Importance of Small Projects
Do you want to work on next big project to save the company? Small projects can do the same or wreak havoc. They also may be more fun.
Small internal projects are the glue that pulls large projects together and support daily operations. They make people’s lives easier and can potentially have a huge impact on the bottom line.
This concept applies to ALL projects, not just computer apps. A small construction project can bring in a much larger order later. It did for one company on our house remodeling project.
If managed correctly, they provide wonderful training platforms for new leaders and employees.
A small project may differ in the mind of management when the staff is 200 than from one with a staff of 20.
My first estimate after I joined EDS was in work hours. They were used to thinking in months and could not grasp how long the project would take. I had to change everything to days.
The definition of a small project here is normally work for one individual from start to finish. It can occasionally include more than one person. I was once team lead for a 3-week project with 3 other programmers.
For IT projects, a small project can be from one day to about 3 months as long as it has a full Development Life Cycle, but condensed to a reasonable size .
Some organizations include Maintenance but that means that the project never ends.
For example, EDS had a
- Large Service Request (SIR) required approval by the coordinating committee,
- Small Service Request less than 60 development days required approval between the IT and Business manager,
- Standard One-Day Consultation SIR used for meetings and simple changes.
I used the standard one-day SIR to create a database, complete with maintenance pages, reports and user manual, that coordinated production between two factories — in 7 ½ hours. That included user acceptance testing. It can be done with the right tools.
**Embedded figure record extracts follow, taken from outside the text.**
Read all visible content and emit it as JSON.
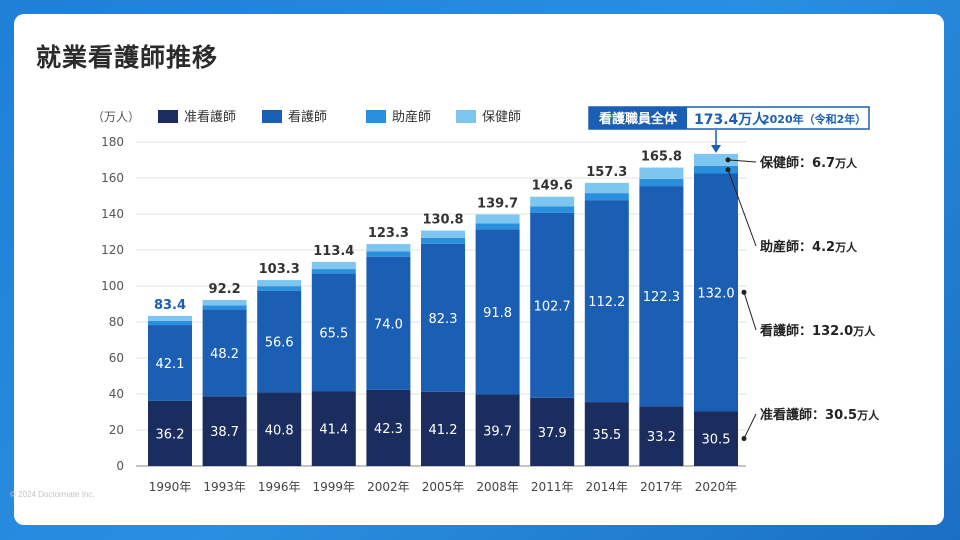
{
  "page": {
    "title": "就業看護師推移",
    "copyright": "© 2024 Doctormate Inc."
  },
  "colors": {
    "jun": "#1b2d5e",
    "kango": "#1a5fb4",
    "josan": "#2a8fdc",
    "hoken": "#7cc6f0",
    "accent": "#1a5fb4"
  },
  "chart_data": {
    "type": "bar",
    "stacked": true,
    "unit_label": "（万人）",
    "categories": [
      "1990年",
      "1993年",
      "1996年",
      "1999年",
      "2002年",
      "2005年",
      "2008年",
      "2011年",
      "2014年",
      "2017年",
      "2020年"
    ],
    "series": [
      {
        "name": "准看護師",
        "key": "jun",
        "values": [
          36.2,
          38.7,
          40.8,
          41.4,
          42.3,
          41.2,
          39.7,
          37.9,
          35.5,
          33.2,
          30.5
        ]
      },
      {
        "name": "看護師",
        "key": "kango",
        "values": [
          42.1,
          48.2,
          56.6,
          65.5,
          74.0,
          82.3,
          91.8,
          102.7,
          112.2,
          122.3,
          132.0
        ]
      },
      {
        "name": "助産師",
        "key": "josan",
        "values": [
          2.3,
          2.3,
          2.5,
          2.5,
          3.0,
          3.2,
          3.3,
          3.7,
          3.9,
          4.0,
          4.2
        ]
      },
      {
        "name": "保健師",
        "key": "hoken",
        "values": [
          2.8,
          3.0,
          3.4,
          4.0,
          4.0,
          4.1,
          4.9,
          5.3,
          5.7,
          6.3,
          6.7
        ]
      }
    ],
    "totals": [
      "83.4",
      "92.2",
      "103.3",
      "113.4",
      "123.3",
      "130.8",
      "139.7",
      "149.6",
      "157.3",
      "165.8"
    ],
    "ylim": [
      0,
      180
    ],
    "yticks": [
      0,
      20,
      40,
      60,
      80,
      100,
      120,
      140,
      160,
      180
    ],
    "callout": {
      "label": "看護職員全体",
      "value": "173.4万人",
      "year": "2020年（令和2年）"
    },
    "annotations": [
      {
        "key": "hoken",
        "name": "保健師",
        "value": "6.7",
        "unit": "万人"
      },
      {
        "key": "josan",
        "name": "助産師",
        "value": "4.2",
        "unit": "万人"
      },
      {
        "key": "kango",
        "name": "看護師",
        "value": "132.0",
        "unit": "万人"
      },
      {
        "key": "jun",
        "name": "准看護師",
        "value": "30.5",
        "unit": "万人"
      }
    ]
  }
}
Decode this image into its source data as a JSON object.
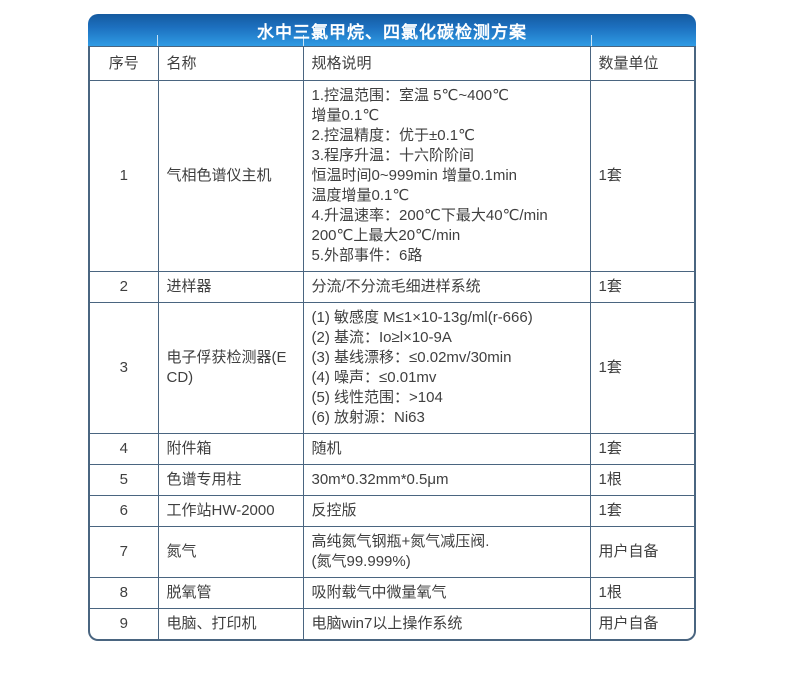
{
  "title": "水中三氯甲烷、四氯化碳检测方案",
  "columns": [
    "序号",
    "名称",
    "规格说明",
    "数量单位"
  ],
  "rows": [
    {
      "no": "1",
      "name": "气相色谱仪主机",
      "spec": [
        "1.控温范围：室温 5℃~400℃",
        "增量0.1℃",
        "2.控温精度：优于±0.1℃",
        "3.程序升温：十六阶阶间",
        "恒温时间0~999min 增量0.1min",
        "温度增量0.1℃",
        "4.升温速率：200℃下最大40℃/min",
        "200℃上最大20℃/min",
        "5.外部事件：6路"
      ],
      "qty": "1套"
    },
    {
      "no": "2",
      "name": "进样器",
      "spec": [
        "分流/不分流毛细进样系统"
      ],
      "qty": "1套"
    },
    {
      "no": "3",
      "name": "电子俘获检测器(ECD)",
      "spec": [
        "(1) 敏感度 M≤1×10-13g/ml(r-666)",
        "(2) 基流：Io≥l×10-9A",
        "(3) 基线漂移：≤0.02mv/30min",
        "(4) 噪声：≤0.01mv",
        "(5) 线性范围：>104",
        "(6) 放射源：Ni63"
      ],
      "qty": "1套"
    },
    {
      "no": "4",
      "name": "附件箱",
      "spec": [
        "随机"
      ],
      "qty": "1套"
    },
    {
      "no": "5",
      "name": "色谱专用柱",
      "spec": [
        "30m*0.32mm*0.5μm"
      ],
      "qty": "1根"
    },
    {
      "no": "6",
      "name": "工作站HW-2000",
      "spec": [
        "反控版"
      ],
      "qty": "1套"
    },
    {
      "no": "7",
      "name": "氮气",
      "spec": [
        "高纯氮气钢瓶+氮气减压阀.",
        "(氮气99.999%)"
      ],
      "qty": "用户自备"
    },
    {
      "no": "8",
      "name": "脱氧管",
      "spec": [
        "吸附载气中微量氧气"
      ],
      "qty": "1根"
    },
    {
      "no": "9",
      "name": "电脑、打印机",
      "spec": [
        "电脑win7以上操作系统"
      ],
      "qty": "用户自备"
    }
  ],
  "colors": {
    "title_gradient_top": "#155a9f",
    "title_gradient_bottom": "#2f9be4",
    "title_text": "#ffffff",
    "border": "#4a6580",
    "body_text": "#3f3f3f",
    "cell_background": "#ffffff"
  }
}
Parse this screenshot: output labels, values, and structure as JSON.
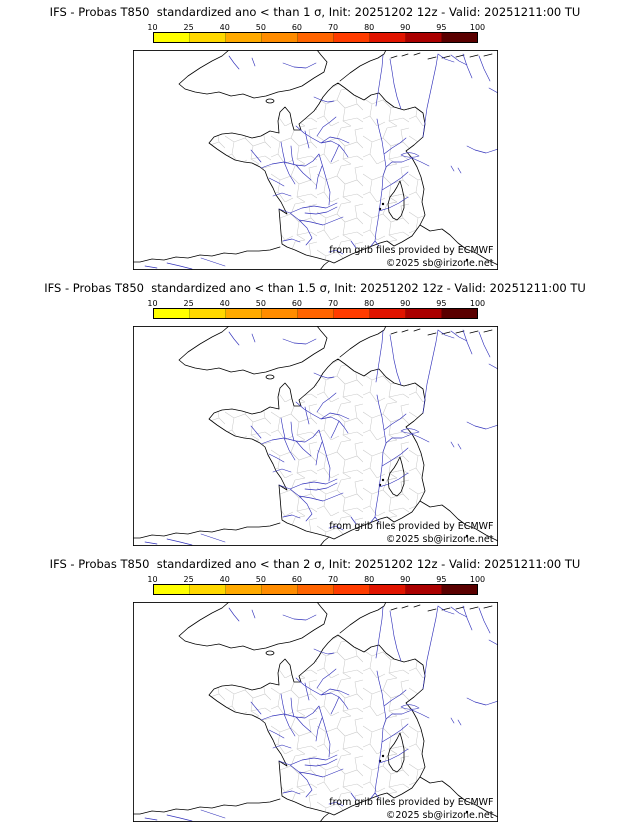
{
  "panels": [
    {
      "title": "IFS - Probas T850  standardized ano < than 1 σ, Init: 20251202 12z - Valid: 20251211:00 TU"
    },
    {
      "title": "IFS - Probas T850  standardized ano < than 1.5 σ, Init: 20251202 12z - Valid: 20251211:00 TU"
    },
    {
      "title": "IFS - Probas T850  standardized ano < than 2 σ, Init: 20251202 12z - Valid: 20251211:00 TU"
    }
  ],
  "colorbar": {
    "ticks": [
      "10",
      "25",
      "40",
      "50",
      "60",
      "70",
      "80",
      "90",
      "95",
      "100"
    ],
    "colors": [
      "#ffff00",
      "#ffd800",
      "#ffaa00",
      "#ff8c00",
      "#ff6400",
      "#ff3c00",
      "#e11400",
      "#aa0000",
      "#5a0000"
    ]
  },
  "map": {
    "attribution_line1": "from grib files provided by ECMWF",
    "attribution_line2": "©2025 sb@irizone.net",
    "colors": {
      "river": "#3333bb",
      "boundary": "#c9c9c9",
      "coast": "#000000",
      "frame": "#000000"
    }
  }
}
My manager did not know how to react. It was an entire system (“app” in today’s terminology). They passed a new rule that an entire system had to have its own SIR no matter how long it took.
Users don’t feel ignored
The most common complaint from users is that they are ignored by IT. One problem is that some organizations assign projects based on estimated ROI (Return on Investment).
Small projects don’t normally show much ROI. However, completing a large number of small projects over the year really improves relations between the IT department and the user community.
I have found that ROI is unpredictable.
In one case, I badgered my manager for two weeks to let me work on one monthly report generated by hand by one person. Finally, I was allowed to work on it after 4:00 PM each day.
When complete, it highlighted to the group VP a pricing problem in one product line. When corrected, profits increased $2,000,000 the next year.
My first project out of college increased the company’s share of the entire market by 20%. I have had others that just made people’s lives easier but had no measurable ROI.
In my last position before retirement, I worked in a regional office of a publishing company. They used Excel spreadsheets to enter data into the database.
IT management did not consider Excel to be a professional development platform. There was no test environment!
While becoming familiar with the company during my first two weeks, I created my own small project to set up a test environment. Then, I added a toggle button to all of the workbooks.
When in the test environment, the button changed the heading banners and the upload button to red, pointed to the test database, and warned the reporters that they were in test mode when they saved their data.
Benefits of the new test environment:
- Users could test changes without damaging production data (expected benefit)
- I could copy a problem workbook to the test environment to fix problems during crunch time while the reporter continued working. Normally the reporter would stop work while the problem was being fixed (unforeseen benefit).
- Management used it for training new staff (unforeseen benefit)
Similar projects at other companies have increased our credibility, found millions of dollars in savings, helped immensely with union negotiations and got OSHA off of our back.
Although small projects may not be much in ROI, they can carry very high risks if they fail.
In my article, “Don’t YOU be the Cause of an IT Project Failure”, the companies lost tens of millions of dollars. In all three cases, IT management changed the original project goal and directly caused the project failure.
Frequently, a short term project can be implemented to solve part of a business problem, thus making user’s life easier while the mega project is being built. The users are usually grateful to get any help.
Occasionally, the data collected by the small project was later used to populate the larger app. In one case, the Federal auditors required that an interim report be included as part of the final audit process.
New employee training
I used small projects to train new employees in the company’s business environment, technical environment and company culture.
We also evaluated the new employee’s versatility when they had to do multiple programming and project management tasks.
Support for Super Users
Some employees, i.e. Super Users, gain enough expertise to build their own support tools in Excel, MS Access or some other tool.
I always provided expert advice and encouraged them to follow professional standards, such as documentation, user instructions and better techniques.
Benefits for IT:
1. New IT projects when they reach their limit of expertise
2. A good starting point for the new project, easy transfer of knowledge
3. Test data for that new project
It costs too much for IT departments to ignore, or worse belittle, small projects. Just the relationship between IT and the user community can be jeopardized.
Management can benefit the company and themselves if even one or two people are allocated to small projects and the projects are treated in a professional manner.
Post implementation adjustments (defined)
Final implementation is not the time to go on vacation. Users will do things that the development team never dreamed of. Hidden design flaws and coding bugs may manifest themselves. Some will require immediate fixes.
I usually allocate 5% of the construction time to these adjustments. Once through this phase, the project can be signed off.